Anna Lambertson (relaying questions from webinar participants):
For the final question, you've talked quite a bit about how adding rituximab to cladribine can help eliminate MRD. How long after completion of cladribine can the addition of rituximab help in eliminating minimal residual disease?
Dr. Kreitman:
So it depends what the use of rituximab is aimed for. So rituximab can eliminate minimal residual disease more easily if the cells are individualized and there are cells that are scattered and it's not hard for the rituximab to reach every single cell. And in that case it gets rid of MRD. But in the way that we give rituximab upfront, we are taking advantage of synergy. And synergy between cladribine and rituximab relies on the rituximab making the cells more sensitive to cladribine. And the problem is that the cladribine gets out of the system very quickly and within about a day or two. And so if the rituximab has started one month after the cladribine starts, then that means that rituximab has started about 23 days after the last dose of cladribine there's not going to be any synergy. And we think that that's an issue that separates patients who get the rituximab upfront versus the patients who get the rituximab delayed.
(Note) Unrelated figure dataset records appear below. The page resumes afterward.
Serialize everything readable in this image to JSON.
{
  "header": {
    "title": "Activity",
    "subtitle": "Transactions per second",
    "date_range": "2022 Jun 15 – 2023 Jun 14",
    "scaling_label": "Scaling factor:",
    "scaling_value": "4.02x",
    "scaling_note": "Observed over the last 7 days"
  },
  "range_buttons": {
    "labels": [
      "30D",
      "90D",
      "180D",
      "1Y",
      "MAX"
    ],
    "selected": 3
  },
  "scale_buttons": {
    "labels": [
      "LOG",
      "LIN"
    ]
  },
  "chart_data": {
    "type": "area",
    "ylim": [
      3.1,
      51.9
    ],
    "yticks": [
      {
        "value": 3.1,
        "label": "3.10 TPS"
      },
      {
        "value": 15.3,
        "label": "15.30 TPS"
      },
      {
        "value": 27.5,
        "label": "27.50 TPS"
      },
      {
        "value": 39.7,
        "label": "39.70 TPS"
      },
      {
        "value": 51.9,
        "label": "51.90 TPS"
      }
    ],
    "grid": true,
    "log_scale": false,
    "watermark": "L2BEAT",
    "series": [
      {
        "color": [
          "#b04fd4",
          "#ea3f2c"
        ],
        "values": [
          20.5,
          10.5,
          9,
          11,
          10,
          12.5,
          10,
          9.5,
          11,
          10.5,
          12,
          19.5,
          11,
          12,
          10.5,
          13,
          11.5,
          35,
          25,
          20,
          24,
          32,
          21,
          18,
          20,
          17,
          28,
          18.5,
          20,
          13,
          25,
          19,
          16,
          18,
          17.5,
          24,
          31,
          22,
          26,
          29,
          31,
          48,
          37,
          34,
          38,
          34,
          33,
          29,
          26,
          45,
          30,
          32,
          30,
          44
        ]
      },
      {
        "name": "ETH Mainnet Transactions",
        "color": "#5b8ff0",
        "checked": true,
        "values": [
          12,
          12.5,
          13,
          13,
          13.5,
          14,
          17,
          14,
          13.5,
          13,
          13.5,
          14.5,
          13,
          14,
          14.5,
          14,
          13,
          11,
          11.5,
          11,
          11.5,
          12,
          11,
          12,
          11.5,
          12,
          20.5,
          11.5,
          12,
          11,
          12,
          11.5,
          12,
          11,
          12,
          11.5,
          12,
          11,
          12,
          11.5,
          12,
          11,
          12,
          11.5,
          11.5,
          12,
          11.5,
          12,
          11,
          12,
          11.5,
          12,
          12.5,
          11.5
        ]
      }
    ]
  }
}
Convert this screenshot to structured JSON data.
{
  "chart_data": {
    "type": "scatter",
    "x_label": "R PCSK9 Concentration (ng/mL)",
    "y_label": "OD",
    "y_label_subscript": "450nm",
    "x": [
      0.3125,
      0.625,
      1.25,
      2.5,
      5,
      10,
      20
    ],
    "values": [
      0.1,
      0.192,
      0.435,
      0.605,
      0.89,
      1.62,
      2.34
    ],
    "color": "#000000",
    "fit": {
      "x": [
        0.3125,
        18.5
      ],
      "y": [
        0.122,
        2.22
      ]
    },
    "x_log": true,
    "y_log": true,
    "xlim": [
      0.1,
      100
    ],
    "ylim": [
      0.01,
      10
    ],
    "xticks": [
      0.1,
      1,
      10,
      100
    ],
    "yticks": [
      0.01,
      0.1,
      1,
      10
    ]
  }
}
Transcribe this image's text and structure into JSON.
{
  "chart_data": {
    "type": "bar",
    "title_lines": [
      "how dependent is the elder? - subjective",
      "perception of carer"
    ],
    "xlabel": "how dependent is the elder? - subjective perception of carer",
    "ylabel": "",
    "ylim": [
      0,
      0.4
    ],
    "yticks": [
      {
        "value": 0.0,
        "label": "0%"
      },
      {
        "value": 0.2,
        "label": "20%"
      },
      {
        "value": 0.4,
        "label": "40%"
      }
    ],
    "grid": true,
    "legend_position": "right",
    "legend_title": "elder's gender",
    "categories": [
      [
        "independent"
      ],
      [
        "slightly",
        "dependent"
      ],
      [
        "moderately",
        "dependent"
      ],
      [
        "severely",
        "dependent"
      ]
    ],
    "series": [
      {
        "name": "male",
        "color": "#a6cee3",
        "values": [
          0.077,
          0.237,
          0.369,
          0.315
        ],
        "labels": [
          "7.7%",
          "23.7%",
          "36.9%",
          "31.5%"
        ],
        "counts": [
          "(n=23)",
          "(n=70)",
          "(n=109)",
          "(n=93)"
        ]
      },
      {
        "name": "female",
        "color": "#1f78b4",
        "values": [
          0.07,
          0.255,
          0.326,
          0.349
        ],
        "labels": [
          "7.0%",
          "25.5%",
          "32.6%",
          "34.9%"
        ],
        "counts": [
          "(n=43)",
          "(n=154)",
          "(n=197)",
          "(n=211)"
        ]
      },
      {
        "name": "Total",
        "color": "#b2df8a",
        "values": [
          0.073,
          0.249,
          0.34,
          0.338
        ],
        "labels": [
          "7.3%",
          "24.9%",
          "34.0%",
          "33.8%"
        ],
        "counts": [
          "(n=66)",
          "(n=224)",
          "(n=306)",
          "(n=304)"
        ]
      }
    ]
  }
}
But it's fair to say that rituximab delayed is effective. And so it's just that if you want that synergy, you really need to start the rituximab within a day or so of the cladribine or else it won't have synergy. But again, this is something that we can test for synergy in laboratory systems. It doesn't necessarily mean that synergy is important in patients, but we are finding this difference if you compare the immediate rituximab where you can see synergy versus the delayed rituximab where you don't have synergy, the latter is effective, it's not quite as effective though.
Anna Lambertson:
I want to thank again, everybody who's joined the webinar. Please stay safe and Dr. Kreitman we really appreciate you sharing your expertise today.
Dr. Kreitman:
Thank you for listening and I want to echo, to wish everyone the best of health and to stay safe, especially during this time.
This transcript has been edited for clarity.